Opting-In To RoboTexts
The majority of courts have taken a narrow approach to this problem, saying a person must consent specifically to the receipt of automated text messages. In either case, you have to "opt-in" to receiving autodialed text messages and your consent has to be unambiguous. While businesses are presented by a number of options to secure express consent, they always have to be straight-forward about it, so the consumer knows what she's getting herself into.
Consent can't be mixed, either; it has to be unadulterated. Consent to receive receipts or overdraft notifications on your cell phone? That's not the same as consenting to receive text messages that contain marketing.
Advertisers can't just get your consent to send one sort of message, then turn around and send you something totally different. You need to consent, very specifically, to the specific type of messages that they're sending you.
Written Consent For Marketing-Related Robotexts
Moreover, a newer rule established by the FCC in 2013 puts an even higher standard in place when a robocall or robotext includes marketing or advertising messages.
In these cases, companies need to obtain prior express written consent before sending out a robotext, although there are exceptions for certain health care communications and text messages sent by non-profit organizations. In 2012, the FCC provided clarification on what constitutes written consent.

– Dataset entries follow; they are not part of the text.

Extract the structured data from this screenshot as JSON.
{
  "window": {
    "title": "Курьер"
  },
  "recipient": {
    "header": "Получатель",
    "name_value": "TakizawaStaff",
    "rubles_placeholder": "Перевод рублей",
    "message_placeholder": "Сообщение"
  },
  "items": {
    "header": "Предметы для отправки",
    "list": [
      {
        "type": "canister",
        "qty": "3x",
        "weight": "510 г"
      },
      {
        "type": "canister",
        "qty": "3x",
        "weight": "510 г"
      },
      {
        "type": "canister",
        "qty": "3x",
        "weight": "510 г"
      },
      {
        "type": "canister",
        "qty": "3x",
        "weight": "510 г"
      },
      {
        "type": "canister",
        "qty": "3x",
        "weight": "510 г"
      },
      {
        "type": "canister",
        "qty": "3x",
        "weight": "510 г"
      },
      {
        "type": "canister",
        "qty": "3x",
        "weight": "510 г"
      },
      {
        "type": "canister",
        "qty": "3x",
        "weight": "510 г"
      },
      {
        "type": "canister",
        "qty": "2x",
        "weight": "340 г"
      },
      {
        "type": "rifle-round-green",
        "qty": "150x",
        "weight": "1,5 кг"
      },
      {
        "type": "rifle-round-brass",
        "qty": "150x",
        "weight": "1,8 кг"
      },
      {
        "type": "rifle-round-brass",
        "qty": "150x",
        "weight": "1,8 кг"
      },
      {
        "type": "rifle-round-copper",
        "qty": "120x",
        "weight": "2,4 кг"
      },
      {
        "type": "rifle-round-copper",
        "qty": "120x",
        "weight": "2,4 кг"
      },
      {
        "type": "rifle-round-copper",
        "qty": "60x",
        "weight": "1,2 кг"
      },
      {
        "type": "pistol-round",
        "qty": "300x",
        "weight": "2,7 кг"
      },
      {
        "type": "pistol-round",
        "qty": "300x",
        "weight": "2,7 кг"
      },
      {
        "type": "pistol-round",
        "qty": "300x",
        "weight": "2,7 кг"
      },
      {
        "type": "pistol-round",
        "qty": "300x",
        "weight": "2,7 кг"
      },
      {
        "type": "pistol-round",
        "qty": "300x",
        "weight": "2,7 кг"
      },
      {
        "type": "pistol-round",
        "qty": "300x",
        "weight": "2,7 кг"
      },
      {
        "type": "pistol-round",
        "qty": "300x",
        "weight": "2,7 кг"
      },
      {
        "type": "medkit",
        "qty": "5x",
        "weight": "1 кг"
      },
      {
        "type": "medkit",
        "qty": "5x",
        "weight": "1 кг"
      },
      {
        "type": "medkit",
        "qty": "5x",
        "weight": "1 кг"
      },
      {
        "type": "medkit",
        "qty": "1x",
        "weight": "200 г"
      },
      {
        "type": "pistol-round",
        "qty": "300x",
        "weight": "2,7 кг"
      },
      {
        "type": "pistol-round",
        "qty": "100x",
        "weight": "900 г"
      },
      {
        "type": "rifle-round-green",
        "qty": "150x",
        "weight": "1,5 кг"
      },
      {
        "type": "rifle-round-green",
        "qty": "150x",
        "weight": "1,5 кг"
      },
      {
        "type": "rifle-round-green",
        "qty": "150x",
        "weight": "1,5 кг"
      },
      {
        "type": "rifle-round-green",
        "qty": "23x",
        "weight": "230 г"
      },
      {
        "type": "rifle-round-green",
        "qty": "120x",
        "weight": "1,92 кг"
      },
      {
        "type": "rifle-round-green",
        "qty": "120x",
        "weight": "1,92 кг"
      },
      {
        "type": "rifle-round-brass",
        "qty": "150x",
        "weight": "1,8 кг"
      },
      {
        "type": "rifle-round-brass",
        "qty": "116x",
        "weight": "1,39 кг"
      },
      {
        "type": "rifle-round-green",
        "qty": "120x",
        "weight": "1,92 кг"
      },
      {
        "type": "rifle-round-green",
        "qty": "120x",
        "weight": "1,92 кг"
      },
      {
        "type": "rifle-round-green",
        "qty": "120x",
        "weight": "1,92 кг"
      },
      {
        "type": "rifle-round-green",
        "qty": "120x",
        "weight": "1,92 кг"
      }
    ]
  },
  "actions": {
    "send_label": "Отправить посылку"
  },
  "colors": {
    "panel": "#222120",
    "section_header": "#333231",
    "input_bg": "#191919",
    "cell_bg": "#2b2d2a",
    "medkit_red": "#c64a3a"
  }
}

To clear this hurdle, telemarketers, debt collectors and other companies need to ask you to authorize the delivery of autodialed marketing text messages to a specific cell phone number. The authorization must be signed (electronic signatures are fine) and it needs to include a statement that you are not obligated to provide your consent in order to purchase goods or services from the company. Sending a marketing-related robotext without first obtaining the consumer's written consent is illegal.